Quali rappresentanti di un'istituzione autorevole che qualcuno tenta di annientare strumentalizzando il "caso" siamo disgustati da una vicenda grave che sta via via assumendo le fattezze di un fatto politico e che rischia di disonorarci: come per il caso Bianzino, il caso Aldovrandi.Così Leo Beneduci, segretario generale dell'OSAPP sui movimenti seguenti morte di Stefano Cucchi.
Quando sento parlare di onore comincio ad essere sospettoso. L'onore lo si conquista ogni giorno, è uno stato da mantenere, non da difendere. Uno può essere onorabile ed un giorno combinarla grossa (ma con i politici che ci ritroviamo non pretendo troppo da un sindacalista, oggi l'onorabilità non si nega più a nessuno). Ma per Beneduci tutto prescinde l'accertamento dei fatti: difendo l'onore con le mele marce. Capisco che lo scaricabarile sia odioso, ma la reazione sembra un tantino fuori dalle righe.

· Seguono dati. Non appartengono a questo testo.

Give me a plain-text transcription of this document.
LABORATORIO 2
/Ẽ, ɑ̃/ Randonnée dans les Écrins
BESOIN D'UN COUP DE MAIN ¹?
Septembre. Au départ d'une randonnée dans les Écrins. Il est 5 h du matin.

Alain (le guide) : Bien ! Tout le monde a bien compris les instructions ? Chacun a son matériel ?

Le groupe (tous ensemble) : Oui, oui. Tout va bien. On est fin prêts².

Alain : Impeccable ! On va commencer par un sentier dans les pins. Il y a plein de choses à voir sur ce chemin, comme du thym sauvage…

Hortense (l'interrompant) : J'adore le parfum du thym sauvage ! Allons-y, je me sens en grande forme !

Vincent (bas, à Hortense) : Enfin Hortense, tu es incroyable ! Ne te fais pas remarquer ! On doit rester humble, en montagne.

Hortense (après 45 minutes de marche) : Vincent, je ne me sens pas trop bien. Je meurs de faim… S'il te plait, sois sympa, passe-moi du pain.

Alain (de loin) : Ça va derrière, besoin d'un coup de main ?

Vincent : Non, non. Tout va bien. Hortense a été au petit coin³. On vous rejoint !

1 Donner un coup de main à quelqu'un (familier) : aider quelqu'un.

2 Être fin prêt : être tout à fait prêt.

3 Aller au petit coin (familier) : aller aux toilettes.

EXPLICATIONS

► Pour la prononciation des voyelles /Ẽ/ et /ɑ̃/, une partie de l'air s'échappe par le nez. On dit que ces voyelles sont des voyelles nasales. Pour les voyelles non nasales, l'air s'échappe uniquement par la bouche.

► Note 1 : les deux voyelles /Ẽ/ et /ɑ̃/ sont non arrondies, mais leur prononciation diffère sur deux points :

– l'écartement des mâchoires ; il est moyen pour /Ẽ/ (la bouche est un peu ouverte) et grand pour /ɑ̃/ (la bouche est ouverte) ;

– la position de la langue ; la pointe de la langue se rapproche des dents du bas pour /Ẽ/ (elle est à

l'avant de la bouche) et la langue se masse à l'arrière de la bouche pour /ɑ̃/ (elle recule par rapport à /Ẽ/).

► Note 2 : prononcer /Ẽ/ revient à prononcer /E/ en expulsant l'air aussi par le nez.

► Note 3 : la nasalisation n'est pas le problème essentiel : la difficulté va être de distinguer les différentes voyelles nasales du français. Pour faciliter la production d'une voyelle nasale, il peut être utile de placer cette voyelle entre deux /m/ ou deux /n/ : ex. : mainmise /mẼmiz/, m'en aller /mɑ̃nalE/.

Il capolavoro, però deve ancora arrivare:
Le ombre ci uccidono, uccidono l'intera categoria alla quale ci esaltiamo di appartenere, ed è triste che fino adesso siamo stati l'unica organizzazione sindacale ad avere il coraggio di dire la propria con grande chiarezza ed onestà.Il fatto che uno si esalti ad appartenere ad una categoria è da un lato preoccupante e dall'altro di un piattume desolante. Ma soprattutto: in questa storia non sono le ombre ad uccidere (direbbe Carlo Lucarelli), e non uccidono le categorie. Calci, pugni e manganellate hanno ucciso un uomo.
Nota in calce: il sito dell'OSAPP è me-ra-vi-glio-so. Nel banner dove linkano l'area riservata agli iscritti scorre una frase: "Solo per gli iscritti, perchè certe "cose" non tutti le possono sapere...". Ecco, a me piacerebbe sapere cos'è che non posso sapere (lo so, è un serpente che si morde la coda). E perchè la parola cose è tra virgolette. Visto che si parla di guardie carcerarie tutto questo m'inquieta.